14 warm weather records broken in 1 day in B.C., including one from 1922

A meadow in Pemberton, B.C., is pictured in an undated photo. (Shutterstock.com)

British Columbians across the province got an early taste of summer this week with sudden and short-lived record-breaking heat.

It was so warm in B.C. on Wednesday that 14 temperature records were set just that day, and the high in one area tied with the previous record.

A summary from Environment Canada showed some of those records dated back as far as the 1920s.

The hottest June 2 in Pemberton, prior to Wednesday, was in 1922, when the mercury climbed to 33.3 C. On June 2 of this year, the high reached 33.5.

While Pemberton's is among the records that fell this week, other areas saw even higher temperatures.

The Trail area set a record with a high of 36.5 C, beating out the old record of 33.3 which was set back in 1937.

In Kelowna, a high of 36.2 C was recorded, surpassing the previous 34.5 C reached in 2007. It was also 36 in Kamloops, according to the weather agency. The old record in that city was set 60 years ago, when thermometres registered a high of 35.6.

Osoyoos, too, saw highs above 36 – 36.2 to be exact. The previous record there was 35 C on June 2, 1970.

Here's the full list, sorted in descending order based on Wednesday's temperature:

  • Trail area: 36.5 C, beating the previous record of 33.3 set in 1937;
  • Kelowna area: 36.2, previous record of 34.5 set in 2007;
  • Osoyoos area: 36.2, previous record of 35 set in 1970
  • Kamloops area: 36, previous record of 35.6 set in 1961;
  • Vernon area: 35.6, previous record of 34.4 set in 2007;
  • Penticton area: 35.3, previous record of 33.9 set in 1961;
  • Creston area: 34.8, previous record of 32.8 set in 1937;
  • Summerland area: 33.9, tied with record set in 1970;
  • Pemberton area: 33.5, previous record of 33.3 set in 1922;
  • Princeton area: 33.4, previous record of 33.3 set in 1970;
  • Cranbrook area: 32.6, previous record of 32.4 in 1986;
  • Nakusp area: 32.2, previous record of 31.2 set in 2007;
  • Golden area: 31.2, previous record of 31.1 in 1961;
  • Malahat area: 28.6, previous record of 27.2 set in 2009; and
  • Yoho National Park area: 27.1, previous record of 26.1 set in 1970.

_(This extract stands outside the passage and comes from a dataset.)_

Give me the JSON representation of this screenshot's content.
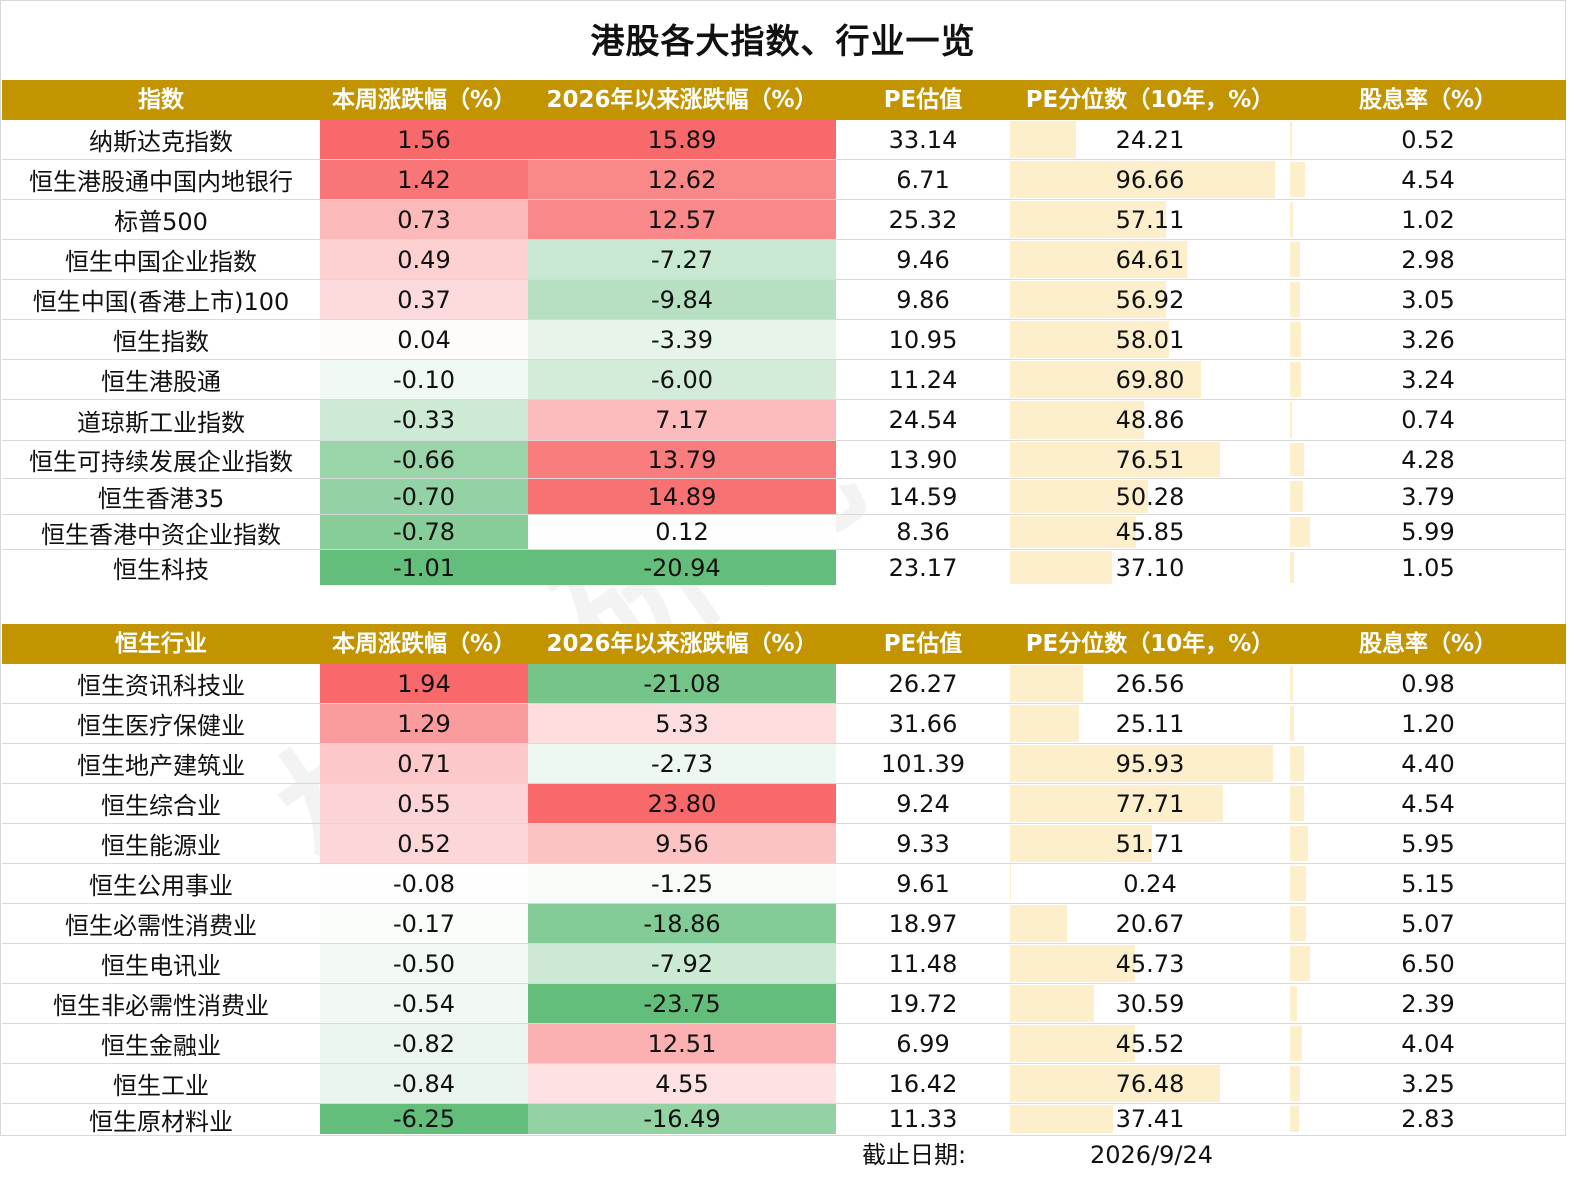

Worth noting is the historical records vary based on Environment Canada weather stations. Some stations have kept records since the late 1800s, while others began as recently as in 1986.

The weather agency says the new records are preliminary, and the records in the report are "derived from a selection of historical stations in each geographic location that were active during the period of record."